Non c'era anche per lui qualcosa di più? Ma Juliet ottenne la risposta dalla graduale scomparsa della solita natura provocatoria di Max. Fu rimpiazzata da un distacco che non solo le fece temere di perdere la casa, ma anche la famiglia, gli amici e persino il suo avversario preferito.

Fino a quel momento, non aveva ritenuto che la vittoria di Max fosse addirittura possibile.

Max sapeva che qualcosa doveva cambiare. Era ricaduto nello stesso comportamento che una volta lo aveva lasciato nell'atrio di Juliet, con un anello in tasca e una lettera accartocciata in mano.

Quegli ultimi mesi erano stati una croce per lui, anche se forse lo avevano aiutato a mettere fine al passato. A ogni ricevimento aveva avuto una straordinaria consapevolezza della presenza di Juliet, il suo sguardo aveva saputo dove fosse di preciso in ogni stanza. E anche quando lei non era vicina, i pensieri lo tradivano tornando in un ciclo continuo su Juliet.

Per la propria sanità mentale, doveva finire.

In effetti, sin dalla mattina successiva al ballo degli Haguelin, aveva quasi deciso di evitare del tutto la sua compagnia, ma poi la madre lo aveva sorpreso con quella cena. Ed ecco che Juliet era lì, a pervadergli i pensieri e i sensi e rendendogli impossibile dimenticarla.

Non aveva già preteso troppo dalla sua vita?

«Maxwell, se tagli ancora più forte quel povero volatile, inizierò a temere per il mio piatto» commentò la madre con una risata, venata da un briciolo di tensione.

Abbassando lo sguardo sul cappone a brandelli nel suo piatto, lui posò di colpo coltello e forchetta, quindi prese il vino. «Le mie scuse. Ero distratto.»

«Lo immagino» intervenne Juliet, con un sorriso teso. «Con una sposa da procurarvi, il matrimonio a cui partecipare e la vostra inevitabile partenza per il Lancashire all'orizzonte, è un miracolo che abbiate avuto persino il tempo per predisporre la ristrutturazione della vostra residenza di città.»

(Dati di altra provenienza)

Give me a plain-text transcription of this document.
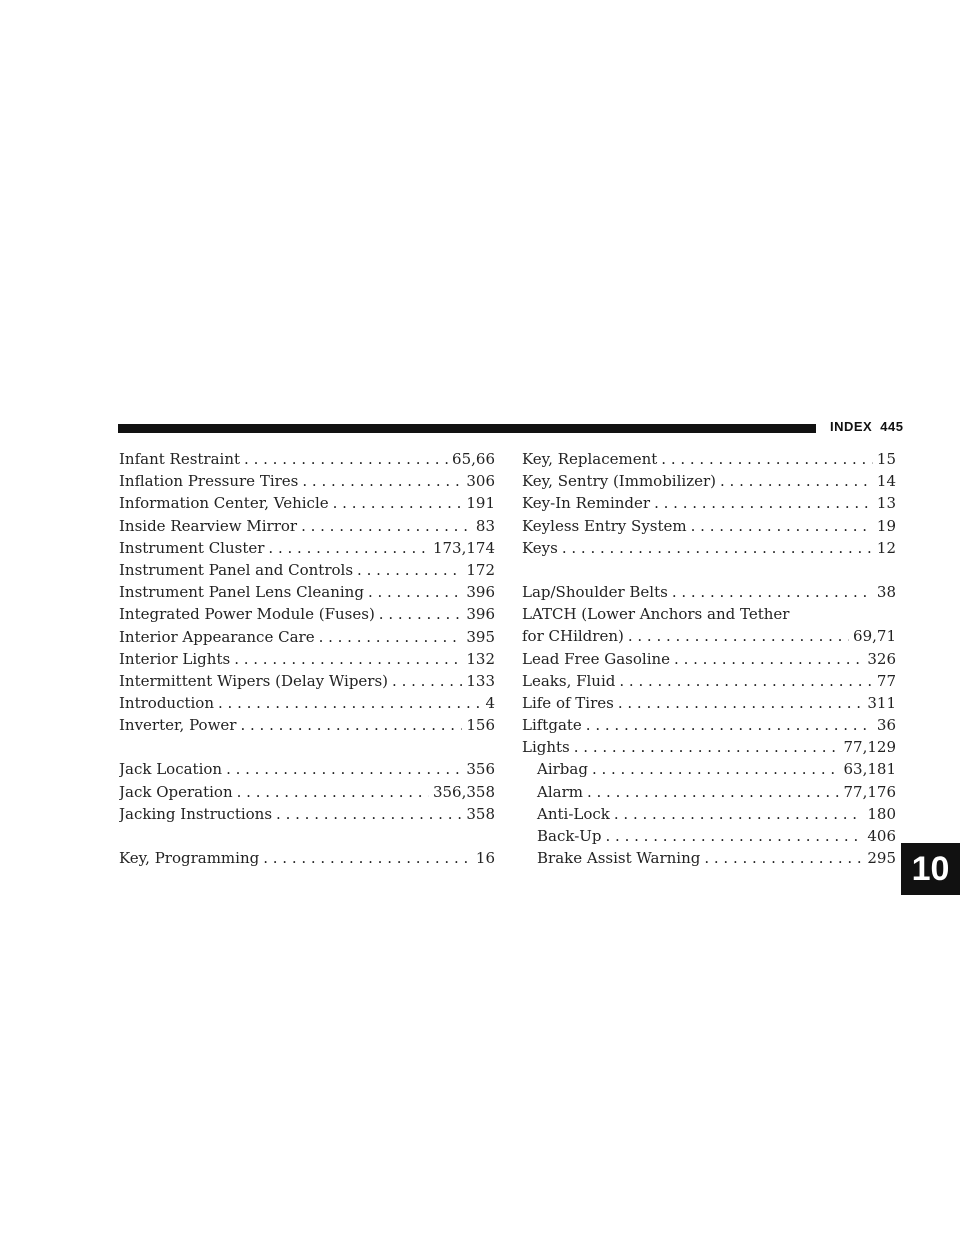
INDEX 445
Infant Restraint . . .	65,66
Inflation Pressure Tires . . .	306
Information Center, Vehicle . . .	191
Inside Rearview Mirror . . .	83
Instrument Cluster . . .	173,174
Instrument Panel and Controls . . .	172
Instrument Panel Lens Cleaning . . .	396
Integrated Power Module (Fuses) . . .	396
Interior Appearance Care . . .	395
Interior Lights . . .	132
Intermittent Wipers (Delay Wipers) . . .	133
Introduction . . .	4
Inverter, Power . . .	156
Jack Location . . .	356
Jack Operation . . .	356,358
Jacking Instructions . . .	358
Key, Programming . . .	16
Key, Replacement . . .	15
Key, Sentry (Immobilizer) . . .	14
Key-In Reminder . . .	13
Keyless Entry System . . .	19
Keys . . .	12
Lap/Shoulder Belts . . .	38
LATCH (Lower Anchors and Tether
for CHildren) . . .	69,71
Lead Free Gasoline . . .	326
Leaks, Fluid . . .	77
Life of Tires . . .	311
Liftgate . . .	36
Lights . . .	77,129
Airbag . . .	63,181
Alarm . . .	77,176
Anti-Lock . . .	180
Back-Up . . .	406
Brake Assist Warning . . .	295 10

Lo stava punzecchiando, lo sapeva, ma ciò non fermò il brivido imprevisto che lo percorse. Dannazione, amava discutere con lei, amava vedere quella fiamma nei suoi occhi azzurri. E anche se si era detto che sarebbe rimasto distaccato, non riuscì a resistere a un ultimo battibecco con lei.

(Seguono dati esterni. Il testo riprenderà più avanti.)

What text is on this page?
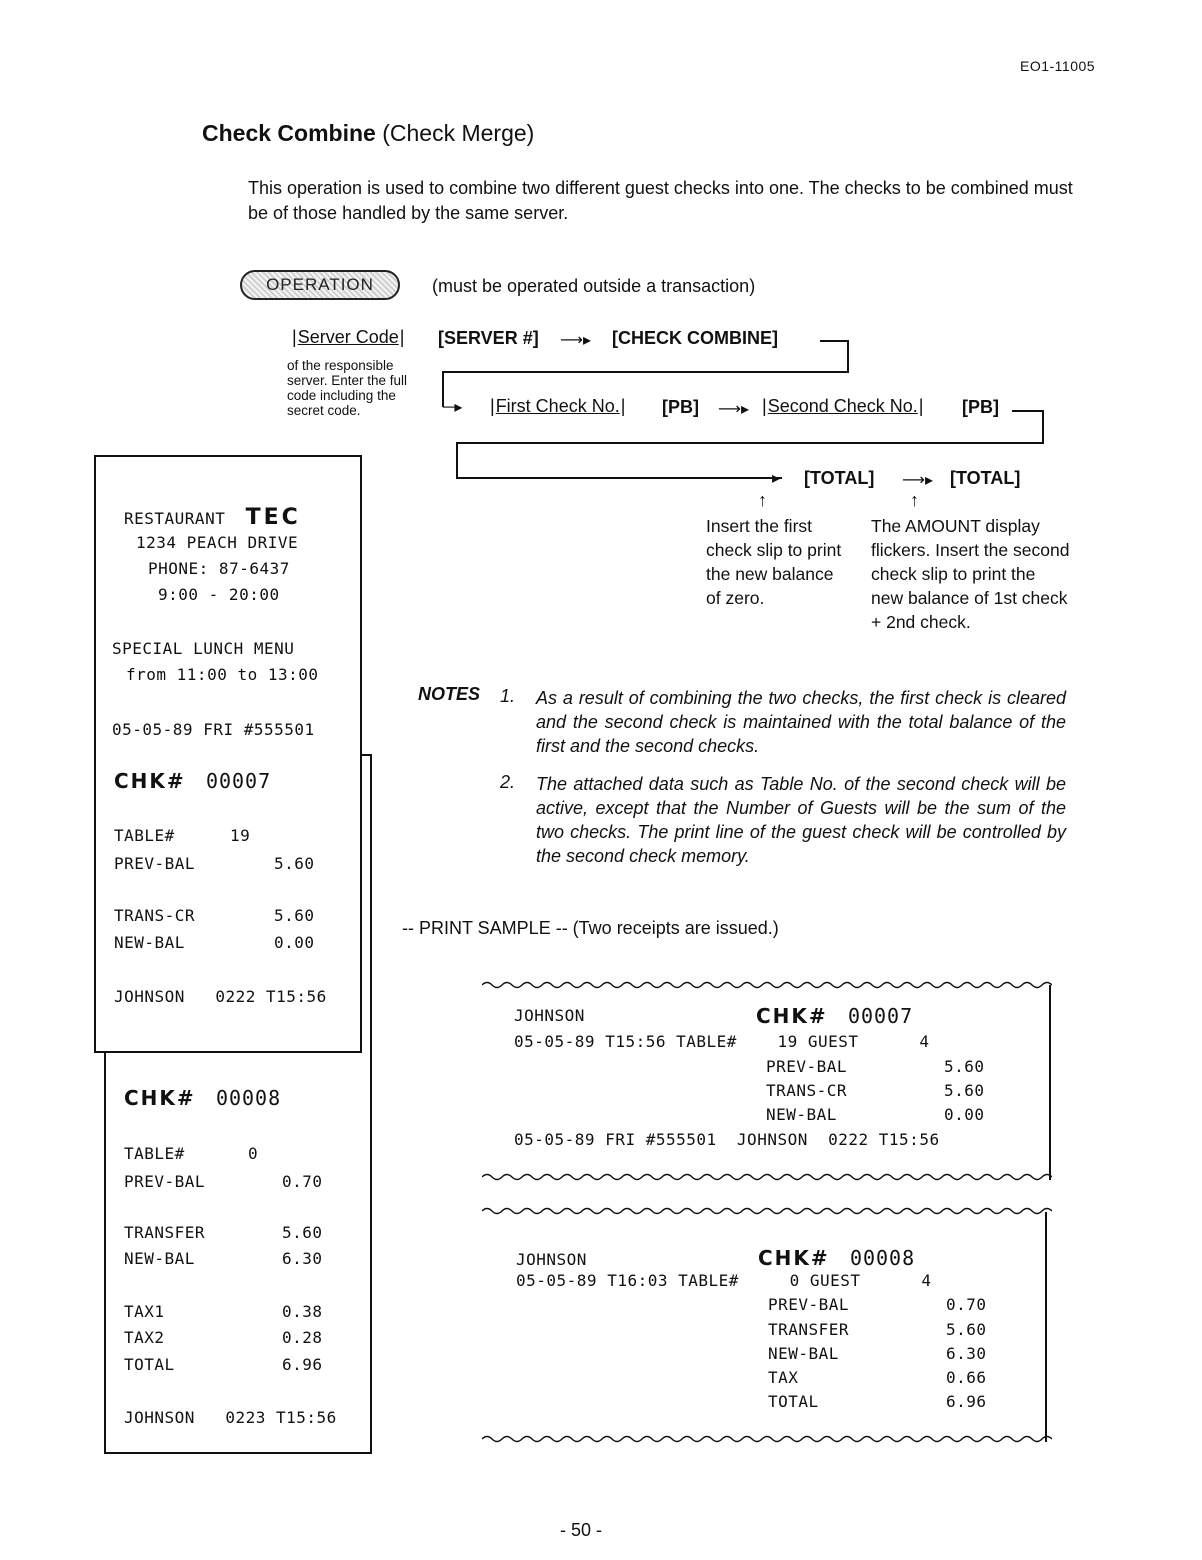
EO1-11005
Check Combine (Check Merge)
This operation is used to combine two different guest checks into one. The checks to be combined must be of those handled by the same server.
OPERATION	(must be operated outside a transaction)
| Server Code |
of the responsible server. Enter the full code including the secret code.
[SERVER #] ⟶▸ [CHECK COMBINE]
─▸	| First Check No. |	[PB] ⟶▸	| Second Check No. |	[PB]
▸ [TOTAL] ⟶▸ [TOTAL]
↑	↑
Insert the first check slip to print the new balance of zero.
The AMOUNT display flickers. Insert the second check slip to print the new balance of 1st check + 2nd check.
NOTES 1. As a result of combining the two checks, the first check is cleared and the second check is maintained with the total balance of the first and the second checks.
2. The attached data such as Table No. of the second check will be active, except that the Number of Guests will be the sum of the two checks. The print line of the guest check will be controlled by the second check memory.
-- PRINT SAMPLE -- (Two receipts are issued.)
CHK# 00008
TABLE#	0
PREV-BAL	0.70
TRANSFER	5.60
NEW-BAL	6.30
TAX1	0.38
TAX2	0.28
TOTAL	6.96
JOHNSON   0223 T15:56
RESTAURANT TEC
1234 PEACH DRIVE
PHONE: 87-6437
9:00 - 20:00
SPECIAL LUNCH MENU
from 11:00 to 13:00
05-05-89 FRI #555501
CHK# 00007
TABLE#	19
PREV-BAL	5.60
TRANS-CR	5.60
NEW-BAL	0.00
JOHNSON   0222 T15:56
JOHNSON	CHK# 00007
05-05-89 T15:56 TABLE#    19 GUEST      4
PREV-BAL	5.60
TRANS-CR	5.60
NEW-BAL	0.00
05-05-89 FRI #555501  JOHNSON  0222 T15:56
JOHNSON	CHK# 00008
05-05-89 T16:03 TABLE#     0 GUEST      4
PREV-BAL	0.70
TRANSFER	5.60
NEW-BAL	6.30
TAX	0.66
TOTAL	6.96
- 50 -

Bevve un sorso di vino, assaporando l'accesa discordia tra di loro. «I lavori non sono così estesi da restare trascurati a lungo. Se volete, potrei organizzare un giro per... diciamo... il primo di giugno.» Si soffermò per un istante, poi finse sorpresa. «Oh, ma aspettate. Non sarete in città, per allora. Che peccato.»

Con sguardo gelido e la mano ferma, lei sollevò il bicchiere alla sua salute. «Vedremo.»